L’élection de Donald Trump influencée par la Russie ?

La conspiration aurait-elle changée de camp ? Les partisans de Donald Trump ont souvent été prompts à dénoncer les complots ourdis par les administrations Obama et sa secrétaire d’État, Hillary Clinton. Un rapport de la CIA est cette fois-ci venu mettre en cause l’élection de Donald Trump, nouveau président des Etats-Unis, dont l’élection aurait été influencée par la Russie. James Dowson, un militant d’extrême-droite anglais, était au cœur d’un système visant à discréditer Hillary Clinton, adversaire de Donald Trump lors des dernières élections présidentielles américaines.

 

James Dowson est un ancien pasteur nord-irlandais. Farouchement opposé à l’avortement, il rejoint le British National Party au milieu des années 2000, avant de fonder « Britain First » (« La Grande-Bretagne d’abord » en anglais), un parti anti-immigration défendant les valeurs anglaises face à une supposée invasion islamique en Europe. Sa stratégie ? Utiliser internet et les réseaux sociaux pour diffuser ses idées « nous devons utiliser la culture populaire pour rentrer dans les salons de la jeunesse américaine, britannique, française ou allemande, et leur faire passer ce message ». Ce message, c’est celui du rejet de l’immigration et d’une défense du nationalisme, un discours porté par Vladimir Poutine, le président russe, en Europe.

 

Alors que la campagne présidentielle américaine n’en était qu’à ses bégayements, James Dowson partage un message à tous les contributeurs de ses sites « déversez du contenu anti-Clinton et des memes pro-Trump sur les profils de la frange de la population trop déçue de la politique pour avoir pris la peine de s’informer de quoi que ce soit des campagnes politiques classiques ». Depuis l’Angleterre, Dowson réalise une campagne de dénigrement sans précédent de Hillary Clinton, diffusant sans relâche de fausses informations sur le compte de la candidate démocrate, l’accusant d’être une meurtrière un jour, et d’avoir une doublure le lendemain. S’il est difficile de quantifier l’impact de ces actions de dénigrement, la prédominance de ces articles sur internet a indéniablement favorisé la victoire de Donald Trump, une récente étude ayant prouvé que la majorité des gens lisant des histoires fabriqués sur Facebook étaient enclins à les croire.

 

Le problème, c’est que ses histoires sont souvent montées de toutes pièces. James Dowson est un expert de la fabrication de celles-ci, destinées à influencer le résultat de l’élection américaine au profit de Vladimir Poutine, qu’il soutient inconditionnellement.

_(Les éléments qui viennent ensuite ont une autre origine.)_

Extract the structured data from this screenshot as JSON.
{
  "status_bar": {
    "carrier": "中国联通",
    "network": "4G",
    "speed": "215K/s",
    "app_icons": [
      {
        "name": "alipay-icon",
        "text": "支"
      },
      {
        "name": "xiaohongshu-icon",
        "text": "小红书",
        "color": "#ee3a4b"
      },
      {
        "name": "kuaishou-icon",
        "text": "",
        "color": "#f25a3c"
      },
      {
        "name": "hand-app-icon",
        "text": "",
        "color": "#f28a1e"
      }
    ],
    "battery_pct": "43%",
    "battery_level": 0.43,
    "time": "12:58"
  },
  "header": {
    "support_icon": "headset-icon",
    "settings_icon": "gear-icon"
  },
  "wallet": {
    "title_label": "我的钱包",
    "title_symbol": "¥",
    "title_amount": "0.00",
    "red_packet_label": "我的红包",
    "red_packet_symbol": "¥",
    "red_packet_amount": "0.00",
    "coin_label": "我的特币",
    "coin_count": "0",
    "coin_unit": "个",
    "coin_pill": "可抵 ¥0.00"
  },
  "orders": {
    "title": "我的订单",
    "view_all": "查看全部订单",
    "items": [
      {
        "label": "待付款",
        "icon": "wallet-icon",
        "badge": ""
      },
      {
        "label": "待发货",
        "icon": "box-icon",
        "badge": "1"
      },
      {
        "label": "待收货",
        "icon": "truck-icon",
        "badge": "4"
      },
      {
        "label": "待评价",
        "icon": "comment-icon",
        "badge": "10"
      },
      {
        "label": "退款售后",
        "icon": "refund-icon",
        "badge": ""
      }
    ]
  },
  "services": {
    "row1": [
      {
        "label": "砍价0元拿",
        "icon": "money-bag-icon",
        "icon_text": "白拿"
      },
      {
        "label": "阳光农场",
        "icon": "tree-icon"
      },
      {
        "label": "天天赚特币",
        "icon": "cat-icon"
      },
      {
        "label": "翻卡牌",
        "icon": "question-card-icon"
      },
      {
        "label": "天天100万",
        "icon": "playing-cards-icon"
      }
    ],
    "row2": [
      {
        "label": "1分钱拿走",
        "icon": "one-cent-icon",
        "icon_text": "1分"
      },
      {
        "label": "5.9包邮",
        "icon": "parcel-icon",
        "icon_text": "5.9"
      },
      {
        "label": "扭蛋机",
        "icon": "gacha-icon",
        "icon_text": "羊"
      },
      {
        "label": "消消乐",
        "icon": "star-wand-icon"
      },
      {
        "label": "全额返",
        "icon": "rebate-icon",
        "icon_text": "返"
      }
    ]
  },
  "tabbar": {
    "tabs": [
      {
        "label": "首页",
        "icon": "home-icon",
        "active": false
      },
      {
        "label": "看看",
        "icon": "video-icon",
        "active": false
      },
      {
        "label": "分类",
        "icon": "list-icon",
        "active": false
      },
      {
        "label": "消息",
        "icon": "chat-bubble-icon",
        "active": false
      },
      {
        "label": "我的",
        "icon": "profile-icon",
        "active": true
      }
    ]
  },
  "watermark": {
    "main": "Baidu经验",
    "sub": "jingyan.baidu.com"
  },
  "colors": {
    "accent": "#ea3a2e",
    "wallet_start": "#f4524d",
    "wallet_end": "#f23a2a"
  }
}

Proche du pouvoir russe, M. Dowson est intervenu à une conférence rassemblant des leaders de partis d’extrême droite européens, à Saint-Pétersbourg, en Russie, en mars 2015. Il faut dire que l’élection de Trump a été une bénédiction pour le président russe, de par la volonté du républicain de laisser au Kremlin les mains libres en Syrie.

 

« Patriot News Agency » est l’un de ces sites, dont chacune des publications anti-Clinton était partagée des dizaines de milliers de fois. Relié à une galaxie de sites internet, « Patriot News Agency » a été un farouche défenseur de la candidature de Donald Trump. Ce site ne fait pas mystère de son soutien au candidat républicain. Sitôt entré sur le site, on y est invité à liker son soutien à Donald Trump. Une minute plus tard, on propose à l’internaute de voter : Trump devrait-il expulser immédiatement tous les travailleurs clandestins ? Deux choix s’offrent : répondre positivement ou fermer l’annonce. On  a connu plus démocratique.

 

Selon la CIA, des hommes politiques européens, influencés par la Russie, ont donc organisé une campagne visant à diffuser des informations fausses sur Hillary Clinton, pour la discréditer et favoriser l’élection de Donald Trump. Une chose est sûre, ces sites, pour beaucoup dirigés par James Dowson, ont eu une grande influence sur le résultat de l’élection présidentielle américaine. Lors d’une récente interview à Belgrade, où il avait rencontré des nationalistes serbes, James Dowson avait annoncé la couleur : « La ligne directrice, c’est Brexit, Trump et beaucoup plus dans le futur ».